TecCond

Technology Condition Monitoring: System zur Überwachung des Echtzeit-Zustands technischer Systeme

Ausgangslage

Im Laufe einer Produktentwicklung werden häufig viele Berechnungsmodelle aufgestellt, die zur Dimensionierung des technischen Systems und zur Festlegung von Wartungsintervallen und Instandhaltungsmaßnahmen verwendet werden. Die Modelle reichen dabei von einfachen Soll-Ist-Vergleichen über Messdaten aus Versuchen bis zu hoch komplexen Simulationen. Das verursacht folgende Schwierigkeiten:

  • Vielzahl an Modellen führt zu Unübersichtlichkeit
  • Kleine Änderungen an Randbedingungen (z.B. Abmaße, Gewicht, Lasten) verursachen einen großen Aufwand an Berechnungsaufwand (Kosten)
  • Zwischen den einzelnen Modellen liegen oftmals Abhängigkeiten vor
  • Erfahrungen aus vorherigen Produktgenerationen müssen mitberücksichtigt werden

Zusätzlich zur generellen Komplexität während des Produktentwicklungsprozess gilt: Je vielfältiger die Einsatzmöglichkeiten des Produkts, desto öfter herrschen im realen Betrieb „unvorhersehbare“ Einsatzbedingungen (verschiedene Lasten, Wege, Geschwindigkeiten, Fahrzyklen,…), die während der Auslegung nur grob abgeschätzt werden können. Dabei ergeben sich folgenden Probleme für die Auslegung und den späteren Betrieb:

  • Die Dimensionierung des Systems passt nur für ausgewählte Fälle.
  • Die Wartungsintervalle liegen dadurch meistens falsch, was unnötige Kosten verursacht.

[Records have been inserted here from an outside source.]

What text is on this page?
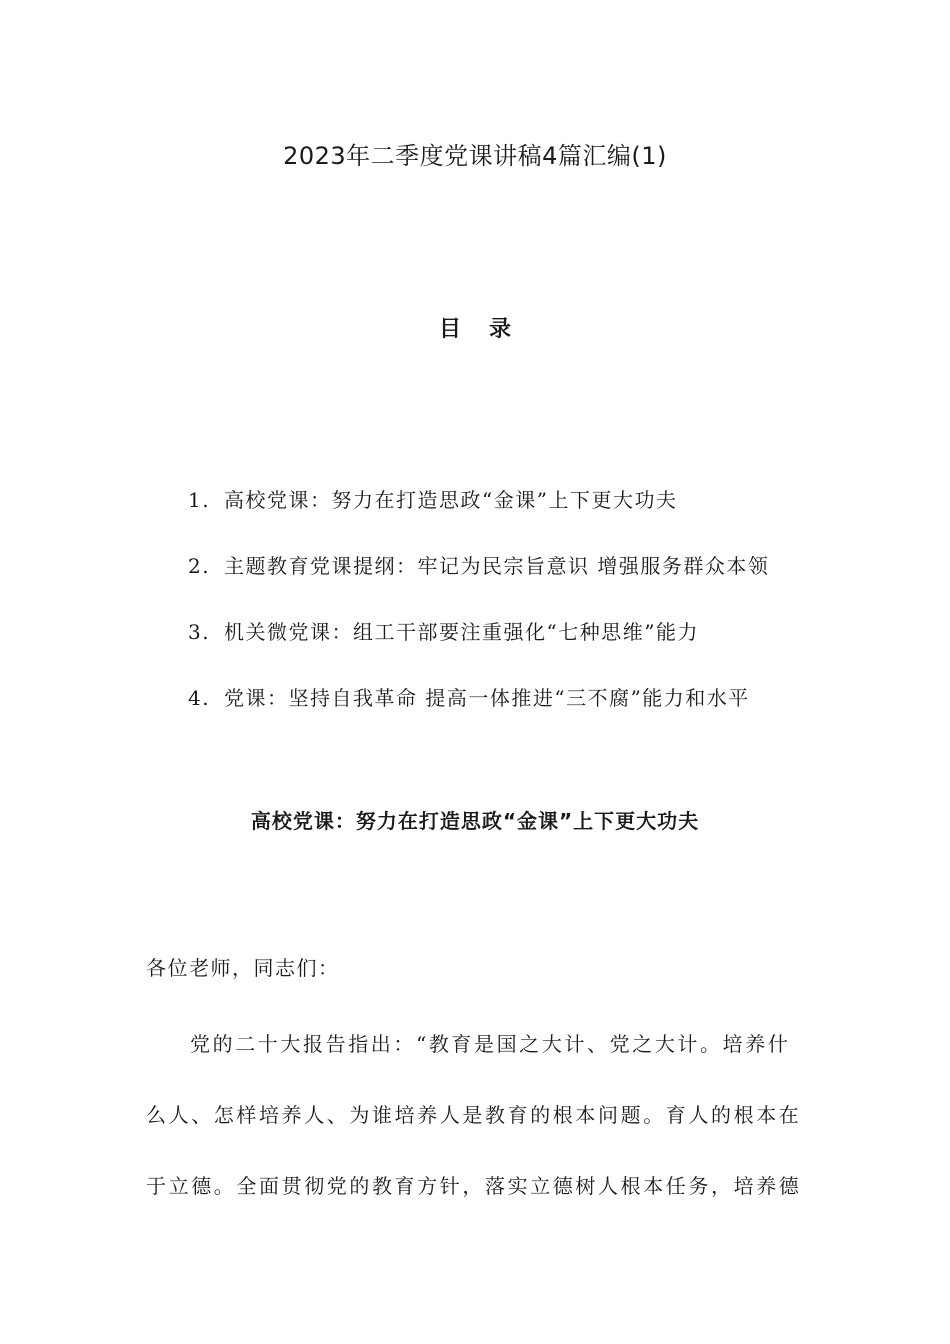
2023年二季度党课讲稿4篇汇编(1)
目录
1. 高校党课：努力在打造思政“金课”上下更大功夫
2. 主题教育党课提纲：牢记为民宗旨意识 增强服务群众本领
3. 机关微党课：组工干部要注重强化“七种思维”能力
4. 党课：坚持自我革命 提高一体推进“三不腐”能力和水平
高校党课：努力在打造思政“金课”上下更大功夫

各位老师，同志们：

党的二十大报告指出：“教育是国之大计、党之大计。培养什
么人、怎样培养人、为谁培养人是教育的根本问题。育人的根本在
于立德。全面贯彻党的教育方针，落实立德树人根本任务，培养德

Das Transportsystem InTraProd ist ein konkretes Beispiel für ein technisches Produkt, das aufgrund einer Vielzahl von möglichen Ereignissen sehr vielen verschiedenen Betriebsbedingungen ausgesetzt sein kann. Sobald mehrere Verfahrwege verknüpft werden, kann nicht mehr vorhergesagt werden, welches Shuttle welches Produkt zu welcher Anlage transportiert, da diese Entscheidungen von einem intelligenten Leitsystem getroffen werden. Das Transportsystem dient in diesem Projekt als Beispielprodukt, um konkrete Fragestellungen zu beantworten.

Abbildung 1: Transport-System InTraProd

Projektziele

Im Rahmen des Projekts TecCond wird ein Ansatz zur durchgängigen Digitalisierung über den gesamten Produktlebenslauf technischer Systeme am Beispiel eines autonomen Transportsystems von der Entwicklung über Produktion bis zur Instandhaltung entwickelt. TecCond stellt eine Evolutionsstufe der Zustandsüberwachung dar, da nicht nur einfache Informationen gesammelt werden, sondern Wissen aus den vorhandenen Daten generiert wird. Mechanische Komponenten werden grundsätzlich beansprucht, was dazu führt, das Bauteile kontinuierlich ermüden. Das Betriebsverhalten selbst ändert sich aber nicht. Erst wenn jedoch schon „erste Fehler“ auftreten, reagieren konventionelle Ansätze. TecCond besitzt jedoch einen modellbasierten Ansatz mit dem es möglich sein wird, Aussagen über ein Gesamtsystem zu treffen, ohne dass Änderungen innerhalb der Daten auftreten.